Толстяк Чарли знал, что она означает. Он сам, про себя, конечно, корчил такую рожу, и не один раз, когда речь шла о его отце.
– Она живет все там же? По соседству с нашим бывшим домом?
– Миссис Хигглер? Да. Там.
– Ты привез оттуда что-нибудь? Картинку или, может, фотографию?
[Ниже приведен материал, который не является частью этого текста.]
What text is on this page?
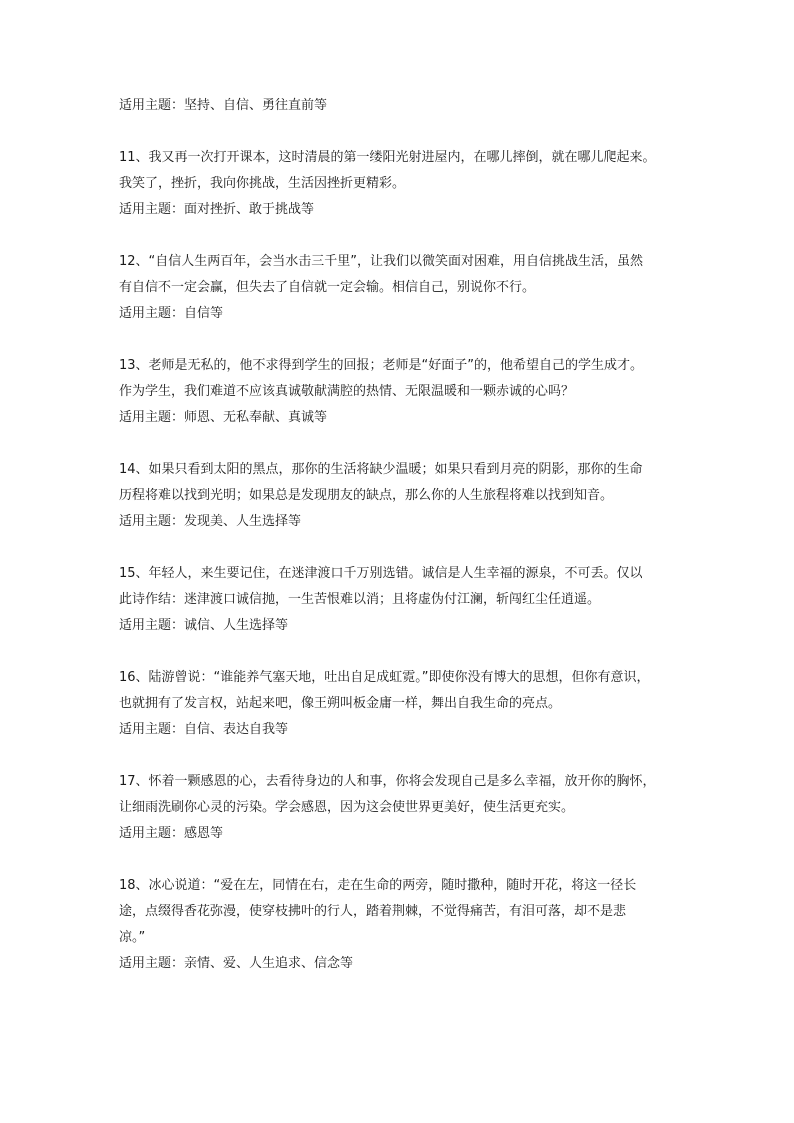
适用主题：坚持、自信、勇往直前等
11、我又再一次打开课本，这时清晨的第一缕阳光射进屋内，在哪儿摔倒，就在哪儿爬起来。
我笑了，挫折，我向你挑战，生活因挫折更精彩。
适用主题：面对挫折、敢于挑战等
12、“自信人生两百年，会当水击三千里”，让我们以微笑面对困难，用自信挑战生活，虽然
有自信不一定会赢，但失去了自信就一定会输。相信自己，别说你不行。
适用主题：自信等
13、老师是无私的，他不求得到学生的回报；老师是“好面子”的，他希望自己的学生成才。
作为学生，我们难道不应该真诚敬献满腔的热情、无限温暖和一颗赤诚的心吗？
适用主题：师恩、无私奉献、真诚等
14、如果只看到太阳的黑点，那你的生活将缺少温暖；如果只看到月亮的阴影，那你的生命
历程将难以找到光明；如果总是发现朋友的缺点，那么你的人生旅程将难以找到知音。
适用主题：发现美、人生选择等
15、年轻人，来生要记住，在迷津渡口千万别选错。诚信是人生幸福的源泉，不可丢。仅以
此诗作结：迷津渡口诚信抛，一生苦恨难以消；且将虚伪付江澜，斩闯红尘任逍遥。
适用主题：诚信、人生选择等
16、陆游曾说：“谁能养气塞天地，吐出自足成虹霓。”即使你没有博大的思想，但你有意识，
也就拥有了发言权，站起来吧，像王朔叫板金庸一样，舞出自我生命的亮点。
适用主题：自信、表达自我等
17、怀着一颗感恩的心，去看待身边的人和事，你将会发现自己是多么幸福，放开你的胸怀，
让细雨洗刷你心灵的污染。学会感恩，因为这会使世界更美好，使生活更充实。
适用主题：感恩等
18、冰心说道：“爱在左，同情在右，走在生命的两旁，随时撒种，随时开花，将这一径长
途，点缀得香花弥漫，使穿枝拂叶的行人，踏着荆棘，不觉得痛苦，有泪可落，却不是悲
凉。”
适用主题：亲情、爱、人生追求、信念等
– Да, целую коробку. – Толстяк Чарли еще не открывал большую картонную коробку, она так и стояла в гостиной. Он принес коробку на кухню и поставил на стол. Взял кухонный нож и разрезал упаковочную ленту. Паук залез в коробку своими тонкими пальцами и быстро перебирал фотографии как игральные карты, пока не вытащил ту, на которой их мать и миссис Хигглер сидят на крыльце, двадцать пять лет назад.
– Крыльцо еще на месте?
Толстяк Чарли попытался сообразить.
– Думаю, да, – сказал он.
Позже он силился припомнить, картинка ли стала очень большой или Паук сделался совсем маленьким. Он мог поклясться, что на самом деле не случилось ни того, ни другого, однако несомненно то, что Паук вошел в фотографию, которая замерцала, покрылась рябью и поглотила его целиком.
Толстяк Чарли протер глаза. Было шесть утра, и он сидел на кухне один. А перед ним на столе стояли коробка с бумагами и фотографиями и пустая чашка, которую он переставил в раковину.